Wheel of Fortune

Task

William is playing the Wheel of Fortune, a famous game show. The wheel is a "sliced" circle, with numbers on each slice. It can be seen as a circular array of $2N$ elements.

The rules are as follows. William can "turn" the wheel by rotating the array, i.e. moving each of its elements ahead by some positions (possibly making several complete turns). For example, if the array is $2 \ 1 \ 5 \ 3$, a rotation of $1$ would yield the following array: $3 \ 2 \ 1 \ 5$. Rotating again by $2$ would yield $1 \ 5 \ 3 \ 2$. Rotating again by $1$ would yield the original array.

In order to win the game, William needs some information about the wheel everytime he turns it. Specifically: he needs to know the min among the first $N$ elements and the max among the last $N$ elements. Initially, in the previous example, the min and max values are $1$ and $5$. After the first rotation they become $2$ and $5$, then they become $1$ and $3$, and finally they become $1$ and $5$ again when the original ordering is restored.

Note: the "turns" add up, that is, the wheel is not reset after each turn.

Input data

The first line contains a single integer $N$: half of the length of the wheel. The second line contains $2N$ integers $W_i$. The third line contains a single integer $Q$: the number of turns. The fourth line contains $Q$ space-separated integers $K_i$, the list of "turns" William will do.

Output data

You need to write $Q$ lines, each of them corresponding to a turn and containing two integers:

• The min of the first half of the wheel after performing the turn;
• The max of the second half of the wheel after performing the turn.

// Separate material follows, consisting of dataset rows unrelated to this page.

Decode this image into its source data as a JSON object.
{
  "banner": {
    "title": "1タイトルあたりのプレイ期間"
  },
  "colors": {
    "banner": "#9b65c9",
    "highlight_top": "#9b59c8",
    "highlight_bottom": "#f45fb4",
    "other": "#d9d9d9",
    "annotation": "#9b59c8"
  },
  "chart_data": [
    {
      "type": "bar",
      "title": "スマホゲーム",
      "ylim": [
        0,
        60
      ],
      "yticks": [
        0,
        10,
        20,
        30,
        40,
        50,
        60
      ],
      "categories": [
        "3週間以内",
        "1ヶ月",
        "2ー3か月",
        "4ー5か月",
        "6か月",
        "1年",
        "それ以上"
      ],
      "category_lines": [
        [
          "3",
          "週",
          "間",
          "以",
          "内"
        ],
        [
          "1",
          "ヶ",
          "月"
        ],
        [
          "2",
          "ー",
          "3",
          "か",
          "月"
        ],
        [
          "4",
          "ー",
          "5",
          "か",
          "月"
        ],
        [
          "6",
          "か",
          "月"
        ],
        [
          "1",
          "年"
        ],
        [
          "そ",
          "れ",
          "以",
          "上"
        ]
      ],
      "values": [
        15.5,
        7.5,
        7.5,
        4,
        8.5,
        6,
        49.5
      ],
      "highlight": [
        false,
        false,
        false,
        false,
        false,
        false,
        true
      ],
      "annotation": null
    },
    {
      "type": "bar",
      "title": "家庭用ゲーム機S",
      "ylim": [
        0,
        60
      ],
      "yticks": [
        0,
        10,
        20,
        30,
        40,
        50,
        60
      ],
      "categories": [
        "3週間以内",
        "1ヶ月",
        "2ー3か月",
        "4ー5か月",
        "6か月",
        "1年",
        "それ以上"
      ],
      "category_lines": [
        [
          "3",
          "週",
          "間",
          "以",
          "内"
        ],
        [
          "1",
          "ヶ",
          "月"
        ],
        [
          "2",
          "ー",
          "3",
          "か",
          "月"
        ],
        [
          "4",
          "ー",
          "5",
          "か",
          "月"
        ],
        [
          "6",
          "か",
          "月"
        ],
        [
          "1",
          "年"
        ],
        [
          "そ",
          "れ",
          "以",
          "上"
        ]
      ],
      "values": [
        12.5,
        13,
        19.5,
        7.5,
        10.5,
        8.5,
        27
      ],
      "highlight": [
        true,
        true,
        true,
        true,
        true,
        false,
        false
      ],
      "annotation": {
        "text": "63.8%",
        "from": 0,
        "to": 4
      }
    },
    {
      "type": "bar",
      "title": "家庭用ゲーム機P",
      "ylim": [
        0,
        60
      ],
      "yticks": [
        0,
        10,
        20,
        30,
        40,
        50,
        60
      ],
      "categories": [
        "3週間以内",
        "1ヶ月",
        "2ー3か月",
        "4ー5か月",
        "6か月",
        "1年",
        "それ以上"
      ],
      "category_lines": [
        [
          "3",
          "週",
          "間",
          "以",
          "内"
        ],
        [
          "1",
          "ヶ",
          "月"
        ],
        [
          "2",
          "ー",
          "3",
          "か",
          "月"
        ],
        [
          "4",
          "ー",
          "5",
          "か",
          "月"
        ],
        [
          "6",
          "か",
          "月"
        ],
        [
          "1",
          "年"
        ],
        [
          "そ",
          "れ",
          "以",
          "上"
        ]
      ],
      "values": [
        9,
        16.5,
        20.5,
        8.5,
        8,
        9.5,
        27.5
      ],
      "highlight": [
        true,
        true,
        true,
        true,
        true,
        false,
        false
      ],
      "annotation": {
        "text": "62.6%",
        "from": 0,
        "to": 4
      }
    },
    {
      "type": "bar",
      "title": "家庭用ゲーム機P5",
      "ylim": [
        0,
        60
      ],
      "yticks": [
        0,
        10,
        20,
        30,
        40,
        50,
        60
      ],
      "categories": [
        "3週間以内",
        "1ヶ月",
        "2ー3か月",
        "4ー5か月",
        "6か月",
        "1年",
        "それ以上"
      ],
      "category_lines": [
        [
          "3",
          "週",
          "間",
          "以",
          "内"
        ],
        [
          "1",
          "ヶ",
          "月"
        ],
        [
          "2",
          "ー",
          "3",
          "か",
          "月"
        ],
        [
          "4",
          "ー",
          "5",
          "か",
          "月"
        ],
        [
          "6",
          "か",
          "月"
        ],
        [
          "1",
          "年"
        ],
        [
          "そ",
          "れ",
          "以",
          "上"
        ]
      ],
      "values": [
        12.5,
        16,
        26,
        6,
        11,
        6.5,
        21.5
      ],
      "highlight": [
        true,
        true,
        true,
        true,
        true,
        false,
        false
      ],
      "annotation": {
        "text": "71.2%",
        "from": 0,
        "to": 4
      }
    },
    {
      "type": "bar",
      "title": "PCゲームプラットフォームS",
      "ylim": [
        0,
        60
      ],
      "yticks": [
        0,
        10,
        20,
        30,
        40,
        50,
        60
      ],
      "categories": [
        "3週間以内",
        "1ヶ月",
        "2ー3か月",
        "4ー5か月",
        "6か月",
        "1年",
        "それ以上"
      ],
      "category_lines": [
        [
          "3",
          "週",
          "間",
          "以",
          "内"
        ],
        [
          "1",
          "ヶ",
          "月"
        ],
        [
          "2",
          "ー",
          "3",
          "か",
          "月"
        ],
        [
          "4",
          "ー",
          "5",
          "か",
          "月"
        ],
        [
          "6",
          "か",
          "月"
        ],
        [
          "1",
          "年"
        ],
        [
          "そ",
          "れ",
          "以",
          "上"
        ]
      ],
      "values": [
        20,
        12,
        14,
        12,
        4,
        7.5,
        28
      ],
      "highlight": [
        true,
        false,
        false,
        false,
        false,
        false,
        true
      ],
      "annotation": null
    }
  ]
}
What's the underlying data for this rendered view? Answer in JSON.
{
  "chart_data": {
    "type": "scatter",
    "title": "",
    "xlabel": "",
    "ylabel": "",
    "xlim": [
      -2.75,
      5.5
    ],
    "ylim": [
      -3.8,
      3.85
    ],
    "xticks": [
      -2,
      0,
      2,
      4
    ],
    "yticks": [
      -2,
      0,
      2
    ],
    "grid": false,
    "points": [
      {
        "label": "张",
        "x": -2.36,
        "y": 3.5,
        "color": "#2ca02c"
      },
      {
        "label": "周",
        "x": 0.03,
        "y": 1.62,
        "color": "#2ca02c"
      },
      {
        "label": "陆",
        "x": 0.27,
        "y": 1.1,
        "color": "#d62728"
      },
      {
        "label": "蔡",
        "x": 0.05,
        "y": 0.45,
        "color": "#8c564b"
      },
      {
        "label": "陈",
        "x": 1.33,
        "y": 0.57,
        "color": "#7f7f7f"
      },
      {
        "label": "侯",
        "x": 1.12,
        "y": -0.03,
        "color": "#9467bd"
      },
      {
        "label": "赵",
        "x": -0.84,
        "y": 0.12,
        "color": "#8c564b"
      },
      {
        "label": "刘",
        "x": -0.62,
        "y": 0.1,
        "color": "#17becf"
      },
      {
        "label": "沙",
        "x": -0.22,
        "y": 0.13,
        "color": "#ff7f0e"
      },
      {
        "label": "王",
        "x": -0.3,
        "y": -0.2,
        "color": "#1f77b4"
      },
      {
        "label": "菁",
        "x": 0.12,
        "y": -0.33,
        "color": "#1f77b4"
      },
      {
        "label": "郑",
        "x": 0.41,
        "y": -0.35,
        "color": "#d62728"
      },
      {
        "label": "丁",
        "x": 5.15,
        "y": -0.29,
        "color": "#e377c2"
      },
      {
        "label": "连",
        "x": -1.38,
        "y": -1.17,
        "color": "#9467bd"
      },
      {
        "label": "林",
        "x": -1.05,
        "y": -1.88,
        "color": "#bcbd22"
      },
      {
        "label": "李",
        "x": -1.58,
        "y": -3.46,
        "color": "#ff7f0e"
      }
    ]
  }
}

Constraints and clarifications

• $1 \leq N, Q \leq 40 \ 000$
• $1 \leq W_i \leq 40 \ 000$ for each $i = 0 \dots N − 1$
• $1 \leq K_i \leq 40 \ 000$ for each $i = 0 \dots Q − 1$

Example 1

stdin

2
2 1 5 3
3
1 2 1

stdout

2 5
1 3
1 5

Explanation

This sample case is the same example presented earlier.

Example 2

stdin

3
2 9 8 3 5 5
3
2 1 8

stdout

2 9
3 9
3 5

Explanation

The wheel $2 \ 9 \ 8 \ 3 \ 5 \ 5$ gets turned by $2$ and becomes $5 \ 5 \ 2 \ 9 \ 8 \ 3$, then $1$ and becomes $3 \ 5 \ 5 \ 2 \ 9 \ 8$, then $8$ and becomes $9 \ 8 \ 3 \ 5 \ 5 \ 2$.